主張

宮台氏襲撃事件 容疑者死亡の失態反省を

宮台真司さんを襲撃した容疑者とみられる男の別宅を捜索する警視庁の捜査員ら=2月1日午後1時48分、相模原市南区(橘川玲奈撮影)
宮台真司さんを襲撃した容疑者とみられる男の別宅を捜索する警視庁の捜査員ら=2月1日午後1時48分、相模原市南区(橘川玲奈撮影)

東京都立大教授で社会学者の宮台真司氏が東京都八王子市の同大南大沢キャンパスで襲われた事件で、警視庁は41歳の無職の男を、容疑者死亡のまま、殺人未遂容疑で書類送検した。

男は事件の約2週間後に、犯行現場に隣接する相模原市の自宅近くの別宅で自殺していた。

どんな事情があれ、結果的に容疑者を死なせてしまったことは、警察の失態である。大いに反省しなくてはならない。

宮台氏は社会、政治、宗教など幅広い分野で言論活動を続けており、襲撃は、これらに対するテロリズムとの見方もあった。

男の自宅からは、父親が購入した宮台氏が共著者の書籍もみつかっていた。実家の物置から発見されたメモには「学者は一番上にいてはいけない人種」などと書かれていたが、宮台氏ら特定の人物を指した記述はなかった。結局、男の死亡により動機や背景の解明には至らずじまいである。

男の自殺が判明した際、宮台氏も「動機が分からず、釈然としない気持ちのまま先に進んでしまうのは残念」と述べていた。

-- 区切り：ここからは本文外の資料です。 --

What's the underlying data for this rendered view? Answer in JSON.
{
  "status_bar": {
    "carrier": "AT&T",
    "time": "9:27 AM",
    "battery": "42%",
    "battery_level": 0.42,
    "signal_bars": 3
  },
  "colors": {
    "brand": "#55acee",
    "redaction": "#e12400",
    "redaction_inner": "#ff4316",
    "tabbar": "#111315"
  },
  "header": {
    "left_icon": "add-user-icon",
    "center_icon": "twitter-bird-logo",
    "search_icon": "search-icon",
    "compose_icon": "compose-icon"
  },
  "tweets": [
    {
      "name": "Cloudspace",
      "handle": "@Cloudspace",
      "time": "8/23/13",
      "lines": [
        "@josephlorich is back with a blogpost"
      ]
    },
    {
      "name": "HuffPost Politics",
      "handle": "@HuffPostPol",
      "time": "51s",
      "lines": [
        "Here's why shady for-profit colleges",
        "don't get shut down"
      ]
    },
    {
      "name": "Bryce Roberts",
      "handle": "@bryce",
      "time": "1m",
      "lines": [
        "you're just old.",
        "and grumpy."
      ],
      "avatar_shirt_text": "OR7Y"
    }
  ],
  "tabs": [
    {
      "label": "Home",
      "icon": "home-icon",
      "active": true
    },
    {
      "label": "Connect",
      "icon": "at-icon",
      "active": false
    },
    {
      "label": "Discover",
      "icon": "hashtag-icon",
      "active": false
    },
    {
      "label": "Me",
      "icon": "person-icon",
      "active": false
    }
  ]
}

謎を残す死は、容疑者を英雄視することにつながりかねない。男を起訴し、公判を通じて暴力に訴える愚かしさを、広く知らしめてほしかった。それが、容疑者の死亡を警察の「失態」ととらえる、第一の理由である。

また宮台氏の襲撃後、男が新たにナイフを購入したことも分かっている。自宅からは複数の凶器もみつかっており、早期の逮捕がかなわなかったことで男は再び宮台氏を襲ったかもしれず、別の標的が狙われる可能性もあった。

宮台氏は昨年11月29日夕、講義を終え、キャンパス敷地内を歩いていたところ、男に背後から殴られ、後頭部や首などを執(しつ)拗(よう)に切り付けられて重傷を負った。

警視庁は12月12日に男の防犯カメラ画像を公開した。男は、この公開捜査を受けて自身のノートパソコンを処分し、自殺したとみられている。今年1月27日に追加の防犯カメラ画像を公開したときには、男はすでに死亡していた。この捜査手法や経緯についても検証が必要である。

男の犯行が言論に対するテロリズムであれば、いかなる主張や動機があれ、到底許しがたい。容疑者死亡のまま書類送検という事件の幕引きは残念至極だ。